Et l'ange explique à Hermas le sens de la vision qui a frappé ses yeux. La vieille pierre et la porte neuve, c'est JésusChrist, fondement de la doctrine et porte du salut. La pierre est vieille, parce que Jésus, source éternelle de vérité, est antérieur à tous les temps. La porte est neuve parce que Jésus, source de rédemption, n'ouvrira la porte du ciel qu'au dernier jour, au jour du suprême jugement. Les douze montagnes sont les douze tribus, à qui Jésus a été prédit. Les six hommes vénérables sont des anges du Seigneur ; les pierres choisies pour édifier la tour, ce sont les prophètes, les apôtres, les docteurs. La tour, c'est la tour de l'Église triomphante, le terme et le but du voyage de l'homme sur la terre, et les douze jeunes filles qui en gardent la porte, ce sont les puissances du fils de Dieu, les vertus célestes, qui ne révèlent les mystères intérieurs de la tour et n'en permettent l'entrée qu'à ceux avec qui elles daignent habiter, à ceux qu'elles revêtent de leurs blanches tuniques, c'est-à-dire qu'elles pénètrent de leur divine pureté.
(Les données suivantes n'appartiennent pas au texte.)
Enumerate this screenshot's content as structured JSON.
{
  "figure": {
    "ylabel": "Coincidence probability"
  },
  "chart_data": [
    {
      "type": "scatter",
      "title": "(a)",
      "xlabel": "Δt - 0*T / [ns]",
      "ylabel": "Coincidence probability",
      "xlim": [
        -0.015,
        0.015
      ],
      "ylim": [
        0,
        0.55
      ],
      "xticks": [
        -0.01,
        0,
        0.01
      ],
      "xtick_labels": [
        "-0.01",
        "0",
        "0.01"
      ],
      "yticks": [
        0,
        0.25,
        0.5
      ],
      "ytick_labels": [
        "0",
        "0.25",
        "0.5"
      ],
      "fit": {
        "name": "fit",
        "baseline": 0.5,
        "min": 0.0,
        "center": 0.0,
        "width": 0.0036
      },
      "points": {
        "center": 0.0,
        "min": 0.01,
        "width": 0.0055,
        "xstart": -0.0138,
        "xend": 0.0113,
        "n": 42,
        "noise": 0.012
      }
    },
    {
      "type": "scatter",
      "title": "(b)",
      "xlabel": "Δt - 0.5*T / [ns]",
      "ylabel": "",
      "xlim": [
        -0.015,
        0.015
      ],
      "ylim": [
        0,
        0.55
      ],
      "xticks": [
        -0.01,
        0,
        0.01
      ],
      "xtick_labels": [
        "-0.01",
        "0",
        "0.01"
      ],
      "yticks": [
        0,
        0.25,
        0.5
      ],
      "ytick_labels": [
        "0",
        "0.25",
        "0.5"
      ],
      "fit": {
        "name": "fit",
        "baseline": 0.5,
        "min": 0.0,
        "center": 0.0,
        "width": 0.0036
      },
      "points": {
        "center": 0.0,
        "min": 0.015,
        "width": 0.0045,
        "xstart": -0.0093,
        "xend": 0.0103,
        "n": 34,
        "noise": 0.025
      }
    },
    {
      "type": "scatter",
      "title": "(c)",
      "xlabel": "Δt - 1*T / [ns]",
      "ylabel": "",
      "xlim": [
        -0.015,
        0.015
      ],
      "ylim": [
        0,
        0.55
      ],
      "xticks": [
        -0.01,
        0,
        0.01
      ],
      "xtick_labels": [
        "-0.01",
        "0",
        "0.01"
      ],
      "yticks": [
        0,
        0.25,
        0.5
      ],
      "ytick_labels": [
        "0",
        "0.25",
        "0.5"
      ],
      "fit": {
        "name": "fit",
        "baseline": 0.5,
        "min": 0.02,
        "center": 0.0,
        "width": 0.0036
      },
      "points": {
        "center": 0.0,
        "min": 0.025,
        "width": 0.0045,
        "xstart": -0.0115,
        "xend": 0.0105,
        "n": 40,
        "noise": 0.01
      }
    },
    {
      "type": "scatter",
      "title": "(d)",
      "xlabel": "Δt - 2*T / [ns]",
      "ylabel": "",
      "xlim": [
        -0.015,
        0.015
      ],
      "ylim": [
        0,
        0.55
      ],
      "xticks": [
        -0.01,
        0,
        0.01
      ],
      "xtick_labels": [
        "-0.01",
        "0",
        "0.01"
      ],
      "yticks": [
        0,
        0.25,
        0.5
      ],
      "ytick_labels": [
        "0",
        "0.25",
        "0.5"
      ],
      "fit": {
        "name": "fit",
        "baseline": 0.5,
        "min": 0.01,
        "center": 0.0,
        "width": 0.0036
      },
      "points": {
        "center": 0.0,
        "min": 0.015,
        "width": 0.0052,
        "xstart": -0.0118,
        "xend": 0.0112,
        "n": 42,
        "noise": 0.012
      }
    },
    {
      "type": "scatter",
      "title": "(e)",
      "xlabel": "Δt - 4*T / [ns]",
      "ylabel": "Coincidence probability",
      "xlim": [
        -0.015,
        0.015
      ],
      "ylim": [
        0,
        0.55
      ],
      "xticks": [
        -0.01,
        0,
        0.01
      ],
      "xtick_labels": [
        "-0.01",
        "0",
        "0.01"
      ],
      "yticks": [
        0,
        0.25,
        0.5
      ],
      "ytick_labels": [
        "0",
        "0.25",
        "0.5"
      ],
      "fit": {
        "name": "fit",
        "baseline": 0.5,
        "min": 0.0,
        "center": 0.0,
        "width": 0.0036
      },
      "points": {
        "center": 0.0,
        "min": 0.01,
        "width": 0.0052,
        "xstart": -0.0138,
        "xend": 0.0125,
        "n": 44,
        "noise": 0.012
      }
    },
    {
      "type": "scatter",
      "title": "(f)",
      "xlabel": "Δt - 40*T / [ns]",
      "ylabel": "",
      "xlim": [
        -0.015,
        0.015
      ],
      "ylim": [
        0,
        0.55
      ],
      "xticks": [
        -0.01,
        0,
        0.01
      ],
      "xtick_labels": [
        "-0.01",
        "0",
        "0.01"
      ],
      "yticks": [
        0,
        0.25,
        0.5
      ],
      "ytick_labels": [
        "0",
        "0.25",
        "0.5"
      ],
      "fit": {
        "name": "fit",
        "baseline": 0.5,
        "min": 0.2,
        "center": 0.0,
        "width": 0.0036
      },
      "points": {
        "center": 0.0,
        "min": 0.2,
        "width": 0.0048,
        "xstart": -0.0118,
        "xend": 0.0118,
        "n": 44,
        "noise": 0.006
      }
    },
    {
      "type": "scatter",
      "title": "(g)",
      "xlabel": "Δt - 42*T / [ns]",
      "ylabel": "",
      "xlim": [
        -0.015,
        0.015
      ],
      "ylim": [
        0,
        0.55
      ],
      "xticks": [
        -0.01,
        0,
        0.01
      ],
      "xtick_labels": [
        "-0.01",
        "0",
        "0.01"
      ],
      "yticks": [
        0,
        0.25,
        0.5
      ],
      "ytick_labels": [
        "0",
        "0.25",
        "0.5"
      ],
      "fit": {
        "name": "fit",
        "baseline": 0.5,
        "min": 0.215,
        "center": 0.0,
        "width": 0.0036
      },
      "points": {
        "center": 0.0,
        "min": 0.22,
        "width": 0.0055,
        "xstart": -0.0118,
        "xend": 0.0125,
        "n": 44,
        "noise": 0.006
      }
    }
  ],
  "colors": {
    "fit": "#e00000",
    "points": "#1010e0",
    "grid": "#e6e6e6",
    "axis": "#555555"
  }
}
Un autre jour le Pasteur conduit Hermas près d'un saule qui couvrait de son feuillage les champs et les montagnes. Sous son ombre sont rassemblés tous les hommes appelés au nom du Seigneur. Debout auprès du saule, un ange au visage radieux coupait avec une faux des rameaux de l'arbre symbolique et les distribuait à la foule, tandis que de nouvelles branches repoussaient sur le saule, dont le feuillage réparé semblait n'avoir rien perdu. Mais dans la plupart des mains qui portaient les rameaux on voyait les feuilles pâlir et la tige se dessécher; d'autres branches, séchées à demi, restaient à demi verdoyantes; d'autres gardaient leur séve et leur verdure; d'autres se chargeaient de pampres et ployaient sous les fruits. Le saule, dit le Pasteur à Hermas, c'est l'emblème de la loi de Dieu. Ceux dont les rameaux se sont couronnés de pampres et de fruits, ce sont les bienheureux qui ont souffert la mort pour accomplir la

loi. L'ange ceint leurs fronts des palmes du martyre, et les introduit dans la tour de l'Église triomphante. Ceux dont les rameaux, sans porter de fruits, ont conservé leur vie et leur fraîcheur, ce sont ces justes qui ont vécu saintement, mais sans affronter l'épreuve de la souffrance. L'ange les revêt de tuniques blanches, et ils entrent dans la tour après les martyrs. Ceux dont les branches de saule sont à demidesséchées ne sont admis dans l'Église triomphante qu'après avoir fait reverdir leurs rameaux en les trempant dans les eaux de la pénitence; enfin ceux dont les branches n'ont plus ni séve ni couleur, ce sont les mauvais serviteurs de Dieu, exclus à jamais de la tour et condamnés à la mort éternelle.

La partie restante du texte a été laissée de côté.